The money was rushing away like water out of a broken reservoir. As in most similar cases, the expenditure, when it came to it, was greater than the spenders had reckoned for. More than once Lucilla drew back appalled at the sums which had to be laid out; more than once the bankers upon whom the partners were always drawing heavy cheques, took Jeckie aside and talked seriously to her about the prospects of the venture; Jeckie invariably replied by exhibiting the opinions of the experts and the professor of geology, and by declaring that if she had to mortgage her whole future, she was going on. She would point out, too, that the work had gone on successfully and smoothly; there had been nothing to alarm; nothing to stay the steady progress.

"I'll see it through to success!" she declared. "Cost what it may, I'm going to put all I have into it. I've never failed yet—and I won't!"
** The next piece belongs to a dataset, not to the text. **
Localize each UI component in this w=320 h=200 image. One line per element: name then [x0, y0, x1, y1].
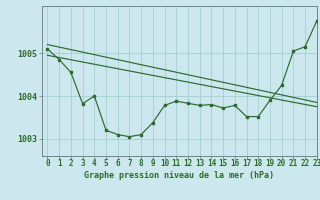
X-axis label: Graphe pression niveau de la mer (hPa): Graphe pression niveau de la mer (hPa) — [84, 171, 274, 180]
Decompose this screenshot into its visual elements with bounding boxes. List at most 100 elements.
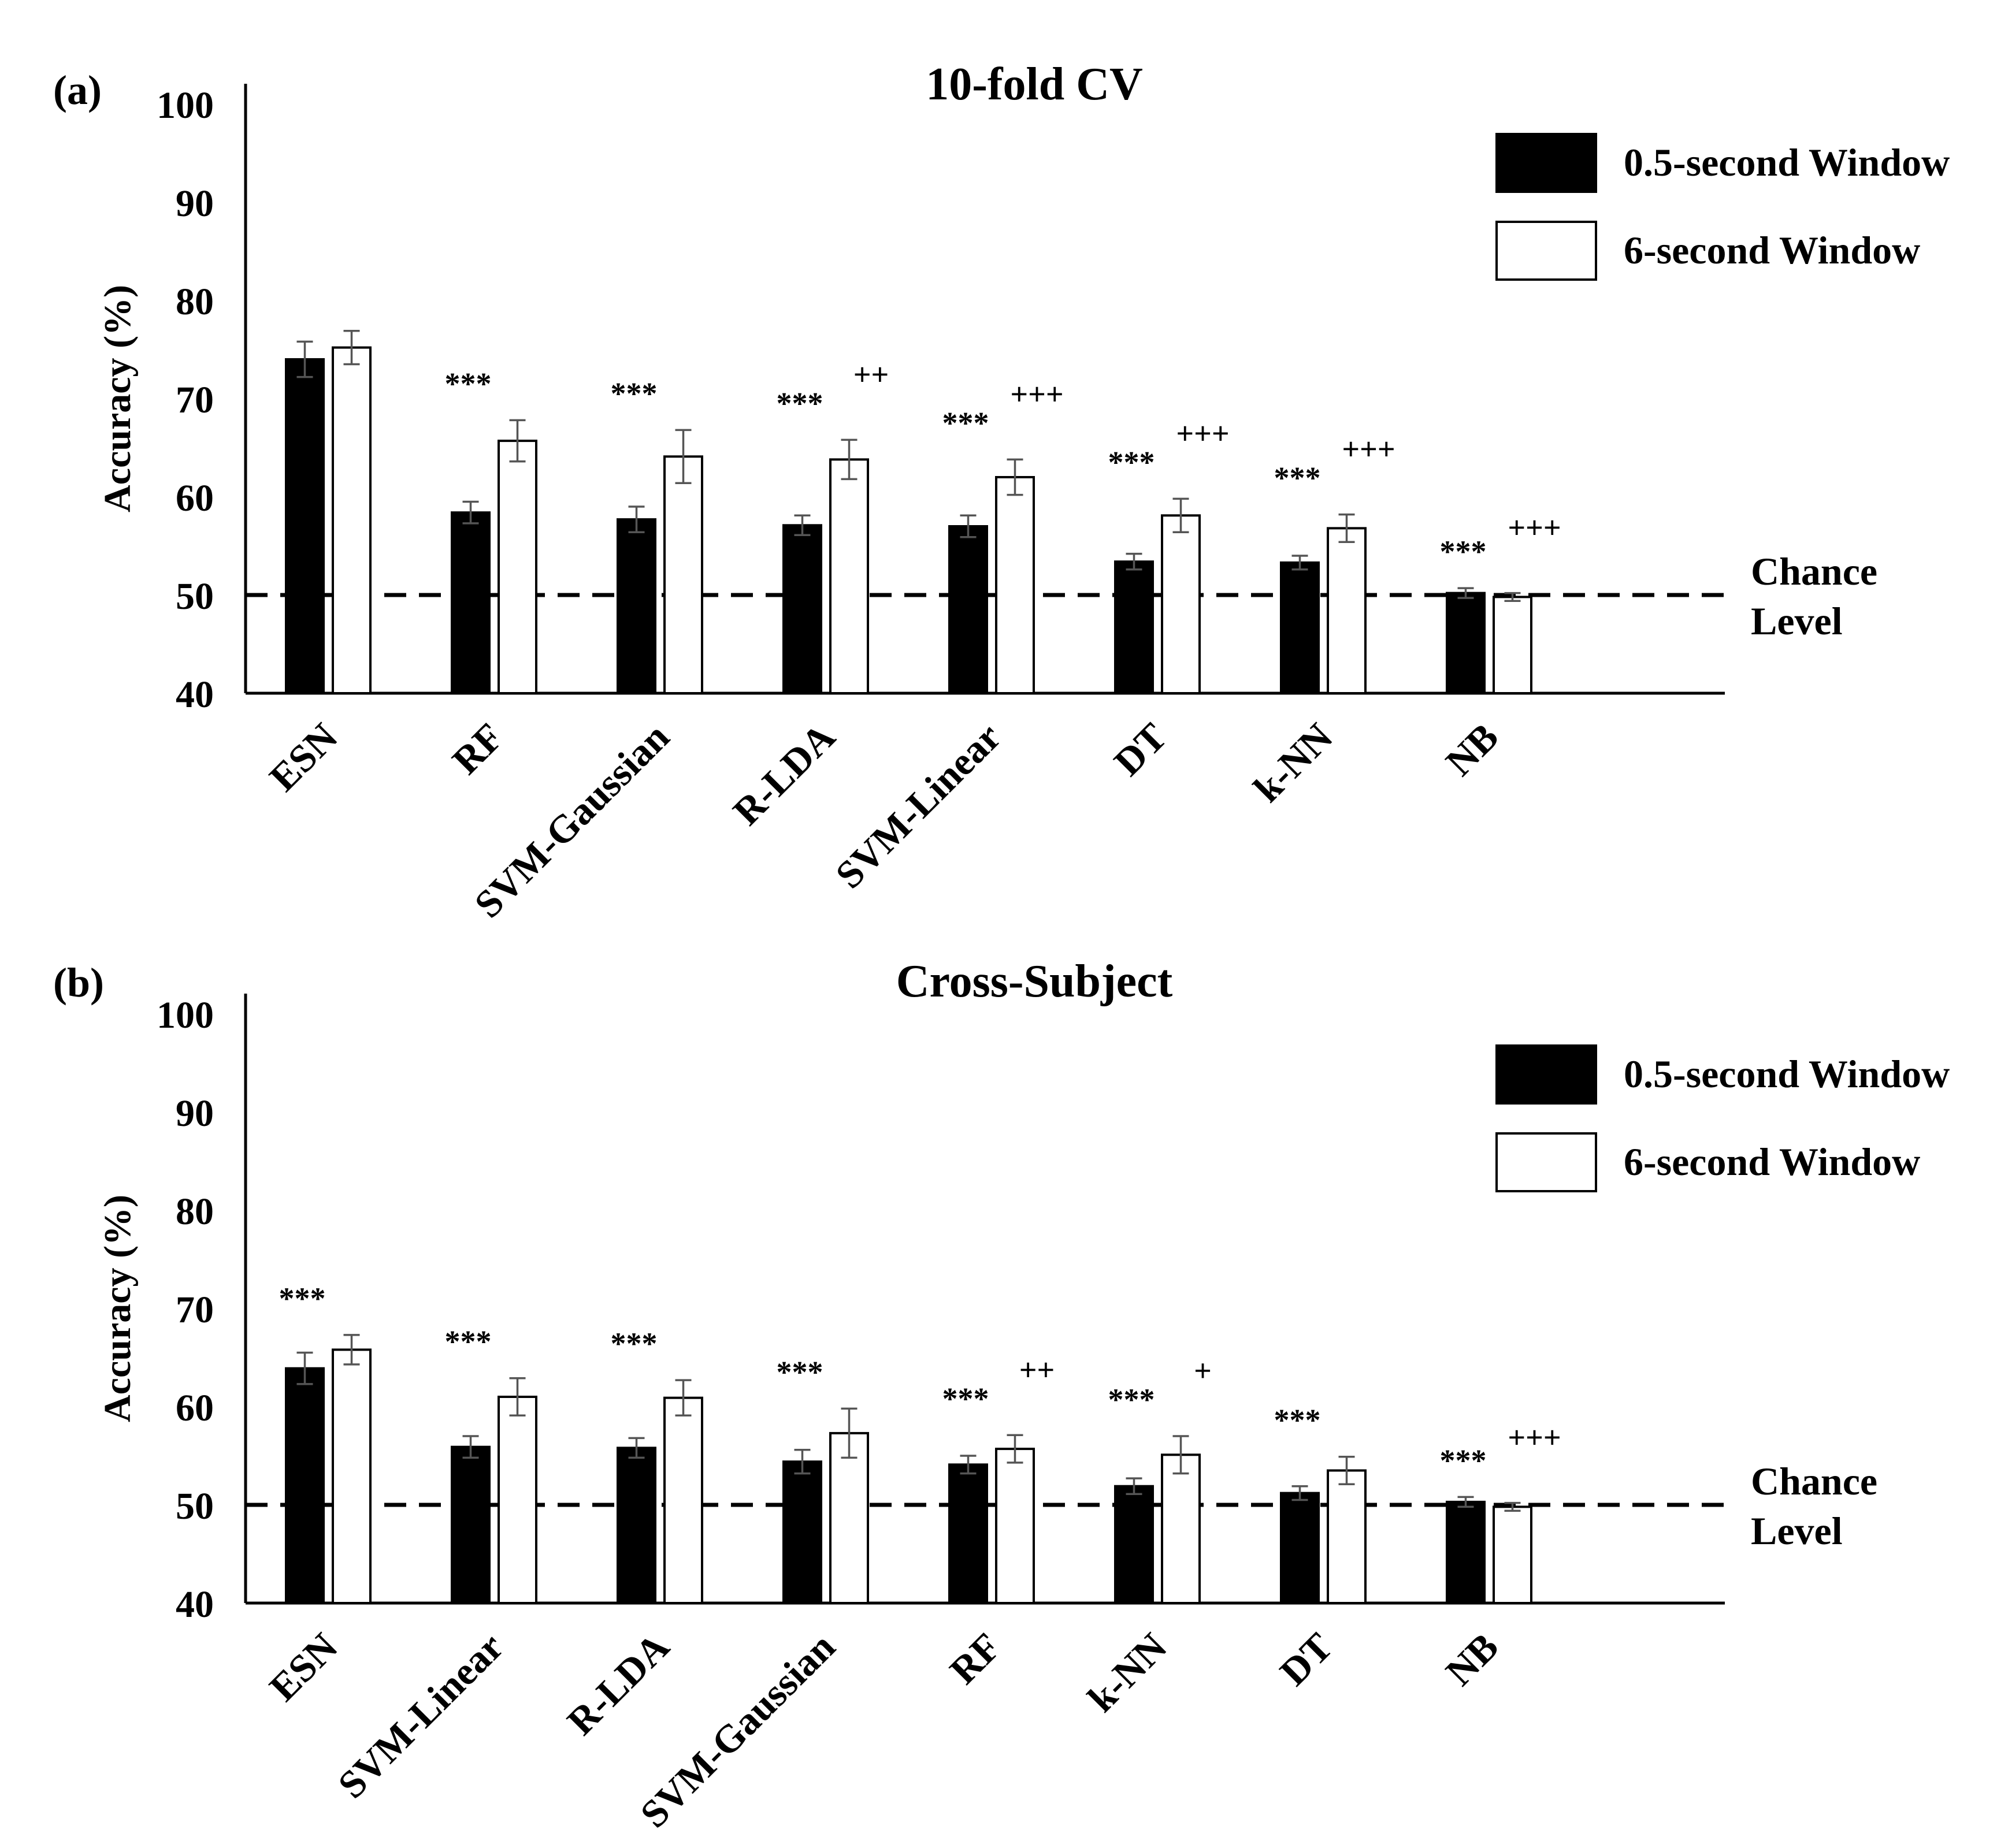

The work in her forty acres and in the land where the rows of ugly cottages were being built came to fascinate her. She began to neglect her shop, leaving all its vastly increased business to a manager and several sorely-taxed assistants, and to spend all her time with the engineers and contractors, until she came to know almost as much about their labours as they themselves knew. She would wander from one of the two shafts to the other a dozen times in a day; she kept an eye on the builders of the cottages and on the men who were making the road that would lead from the pit to the main street of the village; she had a good deal to say about the construction of the short stretch of railway which would connect it with the line that ran behind the woods, whereon she hoped to send her coal all over the country. In her imagination she saw it going north and south, east and west, truck upon truck of it—to return in good gold.

But meanwhile the money went. More than once she and Lucilla had to increase their original capital. A time came when still more money was needed, and when Lucilla could do no more. But Jeckie's resources were by no means exhausted, and one day, after a sleepless night during which she thought as she had never thought in her life, she went into Sicaster, determined on doing what she had once vowed she never would do. The shop must go.